Currently Matterhorn preserves a master copy along with the derivatives which increases the need for extra storage.In addition we are also keeping a local copy within the hydrant head that requires large storage as well.
Needs
Identify tradeoffs between storage limitations and functionality of system
Identify consequences for long running Matterhorn processes
Identify performance load on the server when encoding complex video
Understand how to build a Dropbox like service for large files (SFTP, web, or something else?)
References
Master File source
Supported file formats
Audio and video formats are currently identified based on a combination of MIME type and file extension. While this works it is not very scalable especially for complicated cases like MOV. Other scenarios that have not been tested include different codecs within a container. For example an MP4 file could be encoded with an almost infinite number of x264 options. Some may work on a computer but not mobile while others may result in larger file sizes than needed.

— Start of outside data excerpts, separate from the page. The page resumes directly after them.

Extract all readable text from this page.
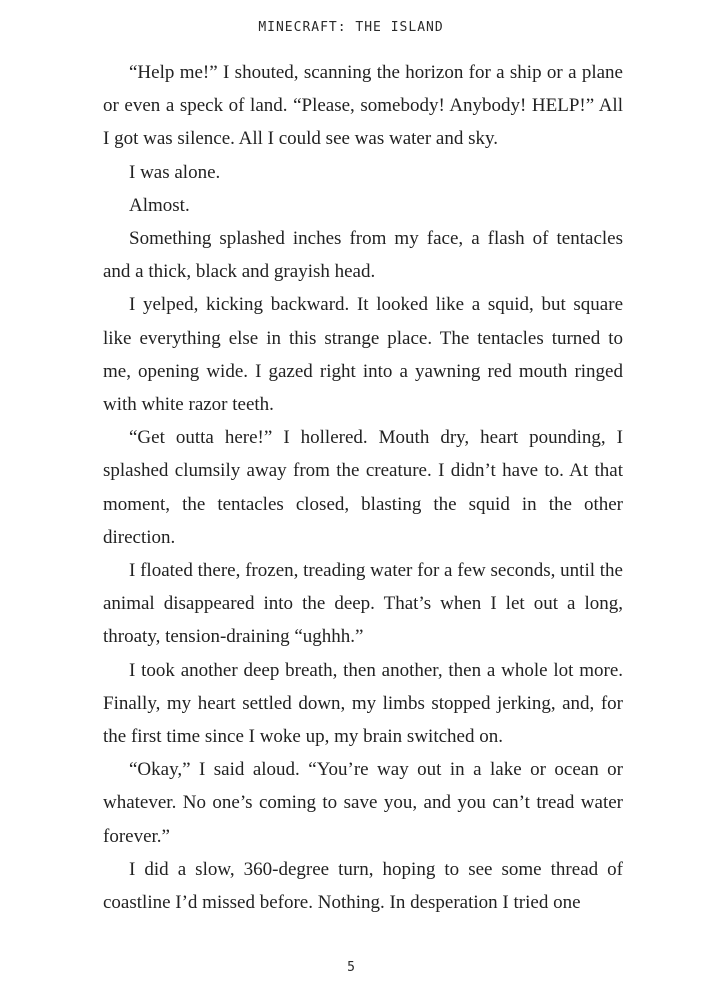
MINECRAFT: THE ISLAND

“Help me!” I shouted, scanning the horizon for a ship or a plane or even a speck of land. “Please, somebody! Anybody! HELP!” All I got was silence. All I could see was water and sky.

I was alone.

Almost.

Something splashed inches from my face, a flash of tentacles and a thick, black and grayish head.

I yelped, kicking backward. It looked like a squid, but square like everything else in this strange place. The tentacles turned to me, opening wide. I gazed right into a yawning red mouth ringed with white razor teeth.

“Get outta here!” I hollered. Mouth dry, heart pounding, I splashed clumsily away from the creature. I didn’t have to. At that moment, the tentacles closed, blasting the squid in the other direction.

I floated there, frozen, treading water for a few seconds, until the animal disappeared into the deep. That’s when I let out a long, throaty, tension-draining “ughhh.”

I took another deep breath, then another, then a whole lot more. Finally, my heart settled down, my limbs stopped jerking, and, for the first time since I woke up, my brain switched on.

“Okay,” I said aloud. “You’re way out in a lake or ocean or whatever. No one’s coming to save you, and you can’t tread water forever.”

I did a slow, 360-degree turn, hoping to see some thread of coastline I’d missed before. Nothing. In desperation I tried one

5
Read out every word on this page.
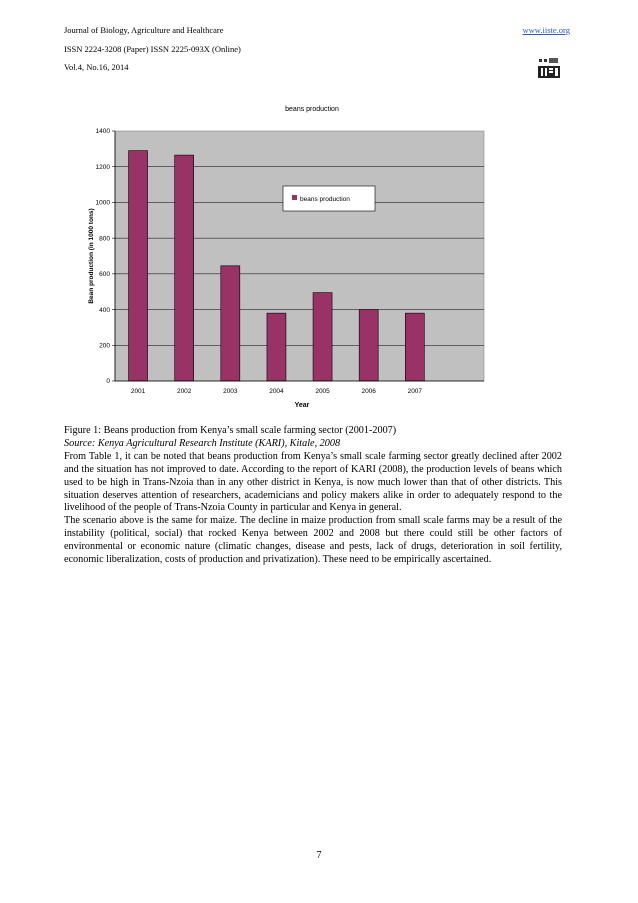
Journal of Biology, Agriculture and Healthcare
ISSN 2224-3208 (Paper) ISSN 2225-093X (Online)
Vol.4, No.16, 2014
www.iiste.org
0
200
400
600
800
1000
1200
1400
2001	2002	2003	2004	2005	2006	2007
beans production
Year
Bean production (in 1000 tons)
beans production

Figure 1: Beans production from Kenya’s small scale farming sector (2001-2007)

Source: Kenya Agricultural Research Institute (KARI), Kitale, 2008

From Table 1, it can be noted that beans production from Kenya’s small scale farming sector greatly declined after 2002 and the situation has not improved to date. According to the report of KARI (2008), the production levels of beans which used to be high in Trans-Nzoia than in any other district in Kenya, is now much lower than that of other districts. This situation deserves attention of researchers, academicians and policy makers alike in order to adequately respond to the livelihood of the people of Trans-Nzoia County in particular and Kenya in general.

The scenario above is the same for maize. The decline in maize production from small scale farms may be a result of the instability (political, social) that rocked Kenya between 2002 and 2008 but there could still be other factors of environmental or economic nature (climatic changes, disease and pests, lack of drugs, deterioration in soil fertility, economic liberalization, costs of production and privatization). These need to be empirically ascertained.

7
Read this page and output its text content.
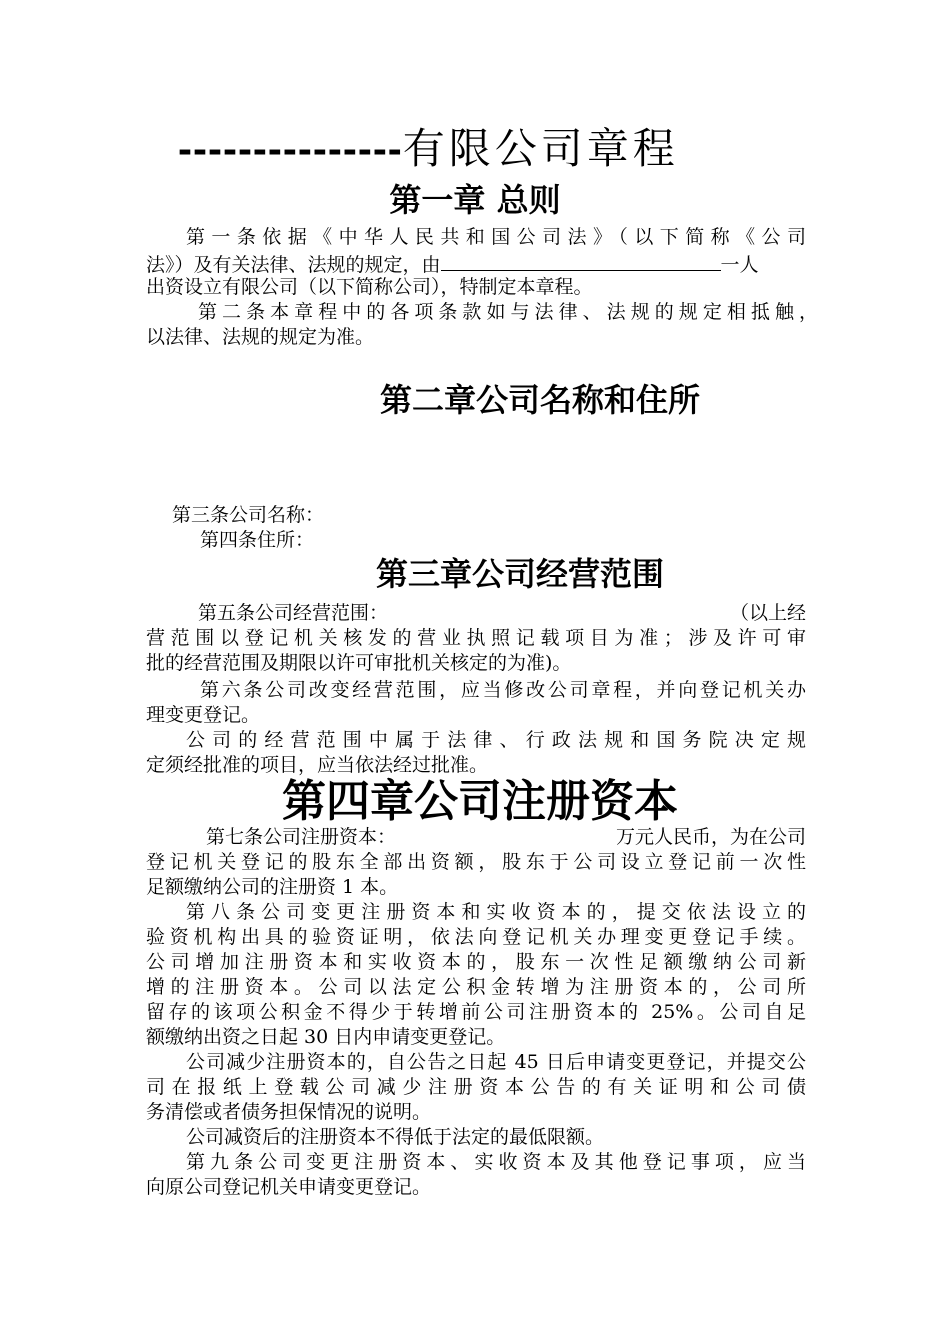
---------------有限公司章程
第一章 总则
第一条依据《中华人民共和国公司法》（以下简称《公司
法》）及有关法律、法规的规定，由	一人
出资设立有限公司（以下简称公司），特制定本章程。
第二条本章程中的各项条款如与法律、法规的规定相抵触，
以法律、法规的规定为准。
第二章公司名称和住所
第三条公司名称：
第四条住所：
第三章公司经营范围
第五条公司经营范围：	（以上经
营范围以登记机关核发的营业执照记载项目为准；涉及许可审
批的经营范围及期限以许可审批机关核定的为准)。
第六条公司改变经营范围，应当修改公司章程，并向登记机关办
理变更登记。
公司的经营范围中属于法律、行政法规和国务院决定规
定须经批准的项目，应当依法经过批准。
第四章公司注册资本
第七条公司注册资本：	万元人民币，为在公司
登记机关登记的股东全部出资额，股东于公司设立登记前一次性
足额缴纳公司的注册资 1 本。
第八条公司变更注册资本和实收资本的，提交依法设立的
验资机构出具的验资证明，依法向登记机关办理变更登记手续。
公司增加注册资本和实收资本的，股东一次性足额缴纳公司新
增的注册资本。公司以法定公积金转增为注册资本的，公司所
留存的该项公积金不得少于转增前公司注册资本的 25%。公司自足
额缴纳出资之日起 30 日内申请变更登记。
公司减少注册资本的，自公告之日起 45 日后申请变更登记，并提交公
司在报纸上登载公司减少注册资本公告的有关证明和公司债
务清偿或者债务担保情况的说明。
公司减资后的注册资本不得低于法定的最低限额。
第九条公司变更注册资本、实收资本及其他登记事项，应当
向原公司登记机关申请变更登记。
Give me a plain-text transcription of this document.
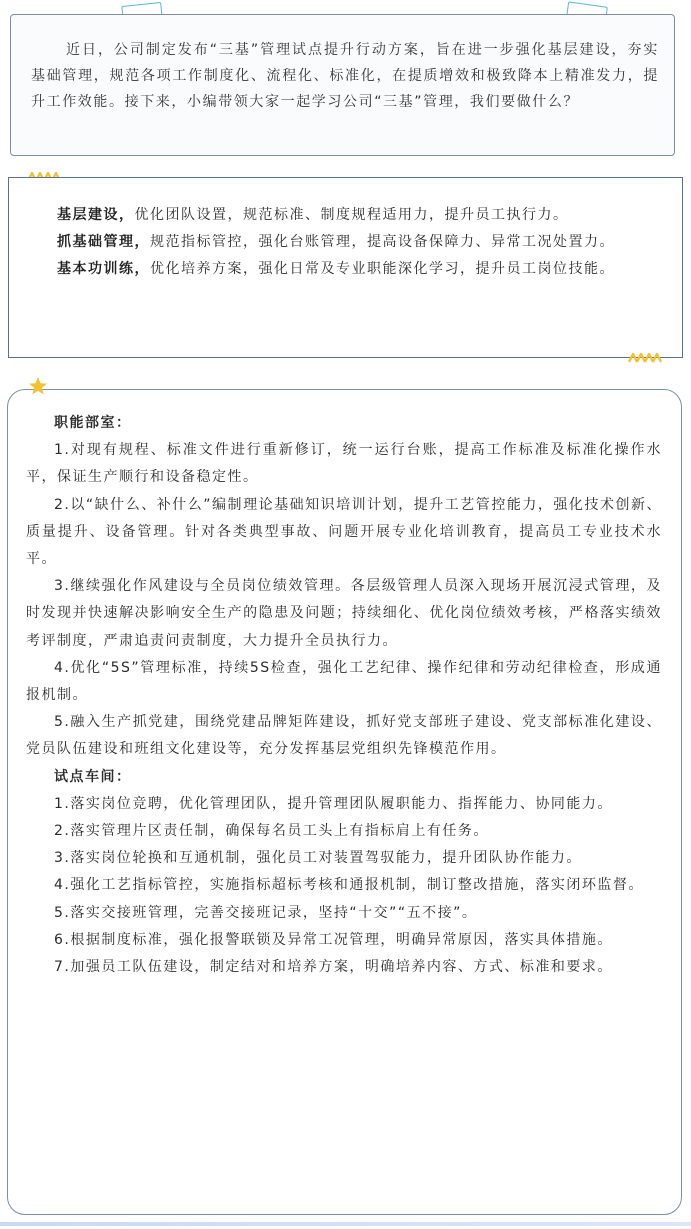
近日，公司制定发布“三基”管理试点提升行动方案，旨在进一步强化基层建设，夯实基础管理，规范各项工作制度化、流程化、标准化，在提质增效和极致降本上精准发力，提升工作效能。接下来，小编带领大家一起学习公司“三基”管理，我们要做什么？

基层建设，优化团队设置，规范标准、制度规程适用力，提升员工执行力。

抓基础管理，规范指标管控，强化台账管理，提高设备保障力、异常工况处置力。

基本功训练，优化培养方案，强化日常及专业职能深化学习，提升员工岗位技能。

职能部室：

1.对现有规程、标准文件进行重新修订，统一运行台账，提高工作标准及标准化操作水平，保证生产顺行和设备稳定性。

2.以“缺什么、补什么”编制理论基础知识培训计划，提升工艺管控能力，强化技术创新、质量提升、设备管理。针对各类典型事故、问题开展专业化培训教育，提高员工专业技术水平。

3.继续强化作风建设与全员岗位绩效管理。各层级管理人员深入现场开展沉浸式管理，及时发现并快速解决影响安全生产的隐患及问题；持续细化、优化岗位绩效考核，严格落实绩效考评制度，严肃追责问责制度，大力提升全员执行力。

4.优化“5S”管理标准，持续5S检查，强化工艺纪律、操作纪律和劳动纪律检查，形成通报机制。

5.融入生产抓党建，围绕党建品牌矩阵建设，抓好党支部班子建设、党支部标准化建设、党员队伍建设和班组文化建设等，充分发挥基层党组织先锋模范作用。

试点车间：

1.落实岗位竞聘，优化管理团队，提升管理团队履职能力、指挥能力、协同能力。

2.落实管理片区责任制，确保每名员工头上有指标肩上有任务。

3.落实岗位轮换和互通机制，强化员工对装置驾驭能力，提升团队协作能力。

4.强化工艺指标管控，实施指标超标考核和通报机制，制订整改措施，落实闭环监督。

5.落实交接班管理，完善交接班记录，坚持“十交”“五不接”。

6.根据制度标准，强化报警联锁及异常工况管理，明确异常原因，落实具体措施。

7.加强员工队伍建设，制定结对和培养方案，明确培养内容、方式、标准和要求。
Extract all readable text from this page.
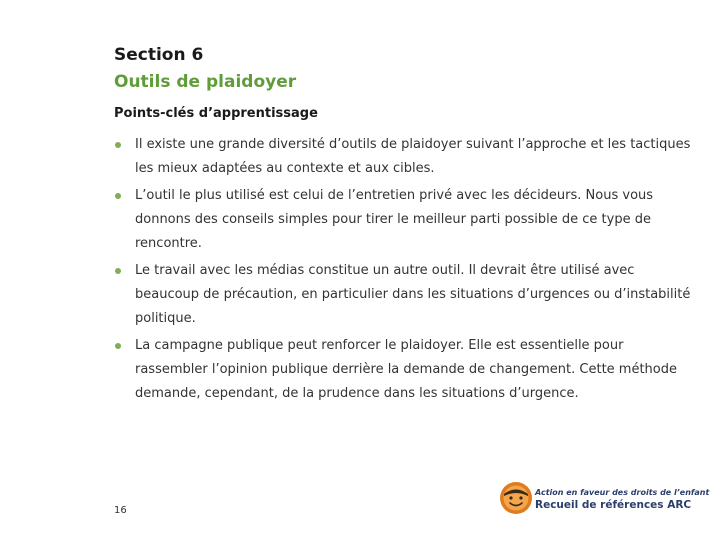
Section 6
Outils de plaidoyer
Points-clés d’apprentissage
Il existe une grande diversité d’outils de plaidoyer suivant l’approche et les tactiques les mieux adaptées au contexte et aux cibles.
L’outil le plus utilisé est celui de l’entretien privé avec les décideurs. Nous vous donnons des conseils simples pour tirer le meilleur parti possible de ce type de rencontre.
Le travail avec les médias constitue un autre outil. Il devrait être utilisé avec beaucoup de précaution, en particulier dans les situations d’urgences ou d’instabilité politique.
La campagne publique peut renforcer le plaidoyer. Elle est essentielle pour rassembler l’opinion publique derrière la demande de changement. Cette méthode demande, cependant, de la prudence dans les situations d’urgence.
16
Action en faveur des droits de l’enfant
Recueil de références ARC
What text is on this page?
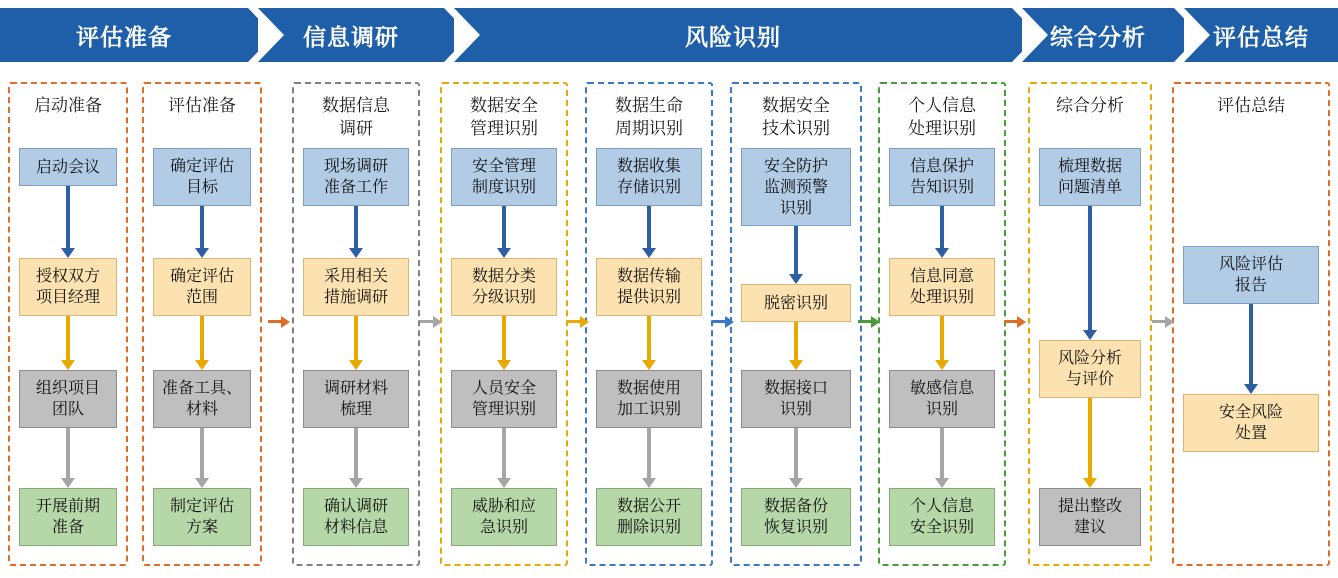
评估准备	信息调研	风险识别	综合分析	评估总结
启动准备
启动会议
授权双方
项目经理
组织项目
团队
开展前期
准备
评估准备
确定评估
目标
确定评估
范围
准备工具、
材料
制定评估
方案
数据信息
调研
现场调研
准备工作
采用相关
措施调研
调研材料
梳理
确认调研
材料信息
数据安全
管理识别
安全管理
制度识别
数据分类
分级识别
人员安全
管理识别
威胁和应
急识别
数据生命
周期识别
数据收集
存储识别
数据传输
提供识别
数据使用
加工识别
数据公开
删除识别
数据安全
技术识别
安全防护
监测预警
识别
脱密识别
数据接口
识别
数据备份
恢复识别
个人信息
处理识别
信息保护
告知识别
信息同意
处理识别
敏感信息
识别
个人信息
安全识别
综合分析
梳理数据
问题清单
风险分析
与评价
提出整改
建议
评估总结
风险评估
报告
安全风险
处置
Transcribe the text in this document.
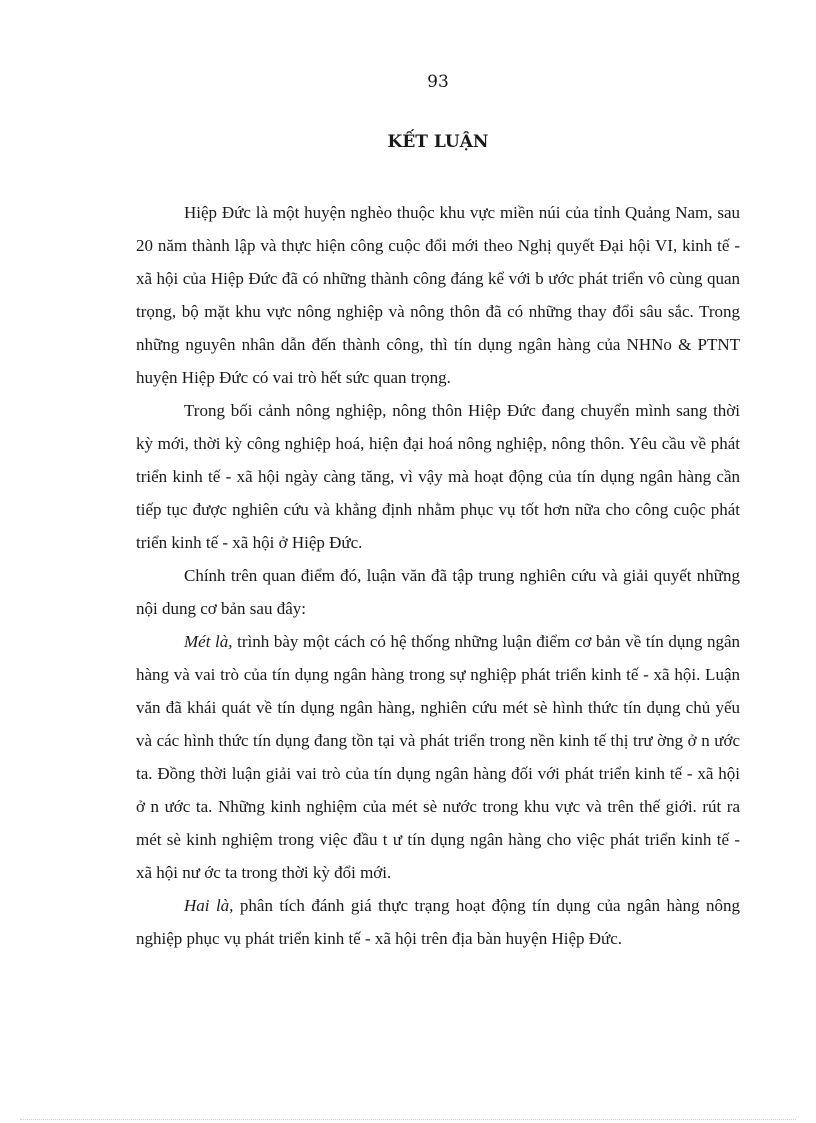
93
KẾT LUẬN

Hiệp Đức là một huyện nghèo thuộc khu vực miền núi của tỉnh Quảng Nam, sau 20 năm thành lập và thực hiện công cuộc đổi mới theo Nghị quyết Đại hội VI, kinh tế - xã hội của Hiệp Đức đã có những thành công đáng kể với b ước phát triển vô cùng quan trọng, bộ mặt khu vực nông nghiệp và nông thôn đã có những thay đổi sâu sắc. Trong những nguyên nhân dẫn đến thành công, thì tín dụng ngân hàng của NHNo & PTNT huyện Hiệp Đức có vai trò hết sức quan trọng.

Trong bối cảnh nông nghiệp, nông thôn Hiệp Đức đang chuyển mình sang thời kỳ mới, thời kỳ công nghiệp hoá, hiện đại hoá nông nghiệp, nông thôn. Yêu cầu về phát triển kinh tế - xã hội ngày càng tăng, vì vậy mà hoạt động của tín dụng ngân hàng cần tiếp tục được nghiên cứu và khẳng định nhằm phục vụ tốt hơn nữa cho công cuộc phát triển kinh tế - xã hội ở Hiệp Đức.

Chính trên quan điểm đó, luận văn đã tập trung nghiên cứu và giải quyết những nội dung cơ bản sau đây:

Mét là, trình bày một cách có hệ thống những luận điểm cơ bản về tín dụng ngân hàng và vai trò của tín dụng ngân hàng trong sự nghiệp phát triển kinh tế - xã hội. Luận văn đã khái quát về tín dụng ngân hàng, nghiên cứu mét sè hình thức tín dụng chủ yếu và các hình thức tín dụng đang tồn tại và phát triển trong nền kinh tế thị trư ờng ở n ước ta. Đồng thời luận giải vai trò của tín dụng ngân hàng đối với phát triển kinh tế - xã hội ở n ước ta. Những kinh nghiệm của mét sè nước trong khu vực và trên thế giới. rút ra mét sè kinh nghiệm trong việc đầu t ư tín dụng ngân hàng cho việc phát triển kinh tế - xã hội nư ớc ta trong thời kỳ đổi mới.

Hai là, phân tích đánh giá thực trạng hoạt động tín dụng của ngân hàng nông nghiệp phục vụ phát triển kinh tế - xã hội trên địa bàn huyện Hiệp Đức.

This also ties into the need to extract technical metadata which are discussions to have to with the metadata team members.
Needs
Learn how to use a tool like MediaInfo to automatically determine content type
Determine a list of supported formats that are well documented for pilot sites
Identify minimally supported profiles for x264 and other codecs (ignoring edge cases)
Research which file formats are supported by the Matterhorn encoding process
References
FITS (identification tool)
MediaInfo (metadata extract tool)
Media Object controller
x264 encoding options
Mobile support
There has been very little testing of the current feature set on mobile devices. Even on different desktop browsers certain bugs are present. Since one of the Release 1 goals is a system that can be used in both environments some time is needed to identify problems, design solutions, and implement them.
Needs
Test discovery using the search and browse interface
Identify problem areas with playback (such as scrubbing, segment selection, etc)
Document known issues that won't be resolved before Release 1
References
Twitter Bootstrap framework
Ingest versus playback
Right now the system consists of a single interface. Most of the assumptions revolve around the needs of people loading content into the system as opposed to students, researchers, or others who are more interested in consumption of content. As developers we have discussed the idea of a separate hydra head that focuses more on this aspect.
Needs
Identify overlapping concerns between the needs of catalogers / digitizers and students / researchers
Estimate extra development cycles required to make an interface that works well on the desktop and mobile
Refactor reusable components so that work already completed can be reused (Engage player for example)
Figure out a useful approach for pagination of facets, search results, and other places where there could be many values to list
References
Policy manager
Search and discovery
Right now the interface lacks any pagination controls. On the home page for instance there is no way to browse more than the list of results presented in the 'My Items' and 'Recent Items' areas. Also faceted filtering is currently using the defaults instead of fitting into the needs of the Avalon application.
Search can only be done on a keyword level at the moment. This means that you can't limit to Title, Field, or items ingested this semester. The requirements for catalogers and digitizers are also different than those for instructors who just want to use material in a classroom. How should we handle these needs? Is a one size fits all approach going to work or do we need multiple ways of discovering content?
Needs
Knowing which facets are useful for different users (ingesters versus instructors)
Understanding how to efficiently navigate a large result set
References
Pagination examples (Yahoo UI pattern library)
Stanford shelf browse (in development)
Streaming availability of resources
At this point it is unknown how to handle serving up multiple streams at once and what the performance impact will be under heavy loads. It is assumed that any system should be able to stand up to peak loads around midterms and finals without grinding to a slow crawl.
There are also performance questions about securing a stream. What will be the impact of trying to verify access? Testing is needed to understand the implications of different approaches to security. Also unknown is how to handle embedding or remote linking from sources outside of Avalon.
Needs
Identify bottlenecks when streaming multiple content at the same time
Understand how to tune and document the media servers (Red5, Flash Media Server, and WOWza)
Bandwidth requirements and server load with multiple streams
Securing streams without increasing performance issues
Integration with services like Kaltura
References
Red5 (media server)
Flash Media Server (media server)
WOWza (media server)